Mapping the Economic Value of Ecosystems on Saba

This report will specifically focus on the spatial distribution of the ecosystem values and eventually visualize these values geographically in a total economic value map. The total economic value (TEV) of the ecosystems of Saba is the sum of several different and mutually exclusive economic values. All these values have been previously studied and are published in different reports (Cado van der Lely et al. 2014; Dekker et al. 2014; Van de Kerkhof et al. 2014). In this report we will merely visualize these values geographically and add up the values to create the TEV map. The TEV map will then be used to assess whether current spatial planning covers those ecosystems which are most valuable to the economy of Saba.

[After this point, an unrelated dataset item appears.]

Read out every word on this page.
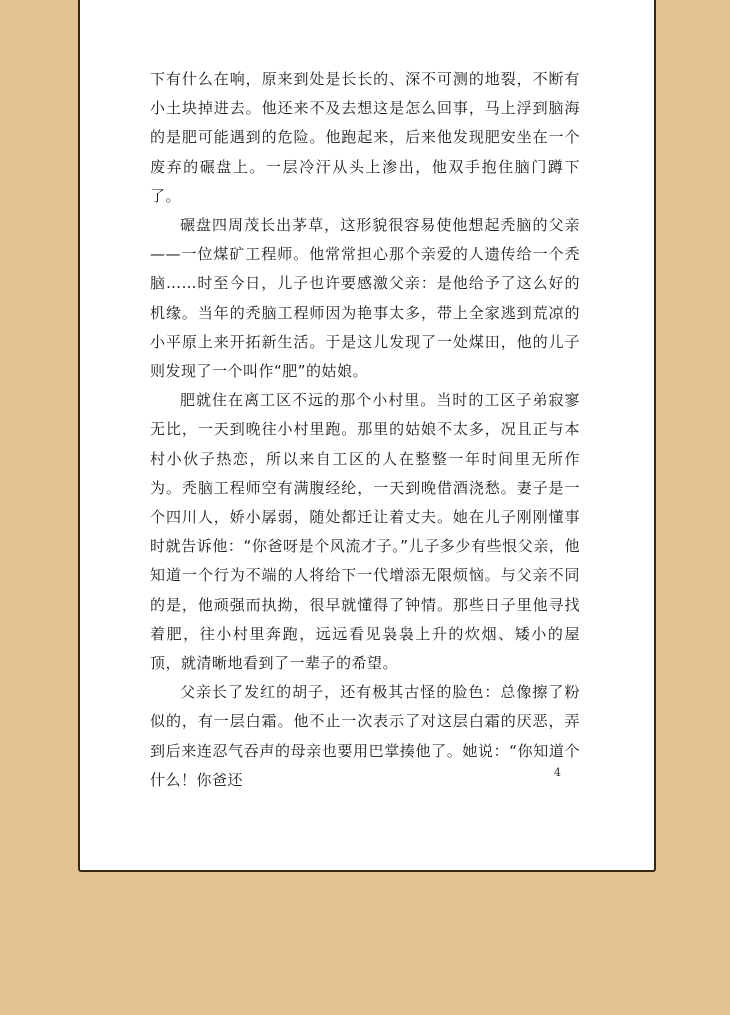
下有什么在响，原来到处是长长的、深不可测的地裂，不断有小土块掉进去。他还来不及去想这是怎么回事，马上浮到脑海的是肥可能遇到的危险。他跑起来，后来他发现肥安坐在一个废弃的碾盘上。一层冷汗从头上渗出，他双手抱住脑门蹲下了。

碾盘四周茂长出茅草，这形貌很容易使他想起秃脑的父亲——一位煤矿工程师。他常常担心那个亲爱的人遗传给一个秃脑……时至今日，儿子也许要感激父亲：是他给予了这么好的机缘。当年的秃脑工程师因为艳事太多，带上全家逃到荒凉的小平原上来开拓新生活。于是这儿发现了一处煤田，他的儿子则发现了一个叫作“肥”的姑娘。

肥就住在离工区不远的那个小村里。当时的工区子弟寂寥无比，一天到晚往小村里跑。那里的姑娘不太多，况且正与本村小伙子热恋，所以来自工区的人在整整一年时间里无所作为。秃脑工程师空有满腹经纶，一天到晚借酒浇愁。妻子是一个四川人，娇小孱弱，随处都迁让着丈夫。她在儿子刚刚懂事时就告诉他：“你爸呀是个风流才子。”儿子多少有些恨父亲，他知道一个行为不端的人将给下一代增添无限烦恼。与父亲不同的是，他顽强而执拗，很早就懂得了钟情。那些日子里他寻找着肥，往小村里奔跑，远远看见袅袅上升的炊烟、矮小的屋顶，就清晰地看到了一辈子的希望。

父亲长了发红的胡子，还有极其古怪的脸色：总像擦了粉似的，有一层白霜。他不止一次表示了对这层白霜的厌恶，弄到后来连忍气吞声的母亲也要用巴掌揍他了。她说：“你知道个什么！你爸还	4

The TEV map has clearly demonstrated that for the marine and the terrestrial ecosystems of Saba, the economic value is highly concentrated on relatively small areas. On the island the economic value is mostly concentrated on the slopes of Mount Scenery. This value can for a large part be attributed to what tourist spend and are willing to pay for a vacation enjoying the natural beauty of trails around Mount Scenery. The marine value can almost solely be attributed to the coral reefs of the coastal waters of Saba.

Although, there are several policies in place to manage the areas with high economic value on the terrestrial grounds of Saba, there is no authority that is in charge and responsible for the conservation of certain economically valuable natural areas. To guarantee the sustainability of the concentrated economic value on Mount Scenery, the management of this area could be more sufficiently embedded within the institutional framework of local spatial policy.

The current zoning of the Saba marine park is concurrent with the spatial distribution of economic value. However, some reefs which add a significant value to the economy of Saba are located within the less protective zoning of ‘Multipurpose’. A light alteration to the zoning including this area in the ‘no take’ zoning could provide optimal protection of the coral reef and thus retain the economic value of the marine park.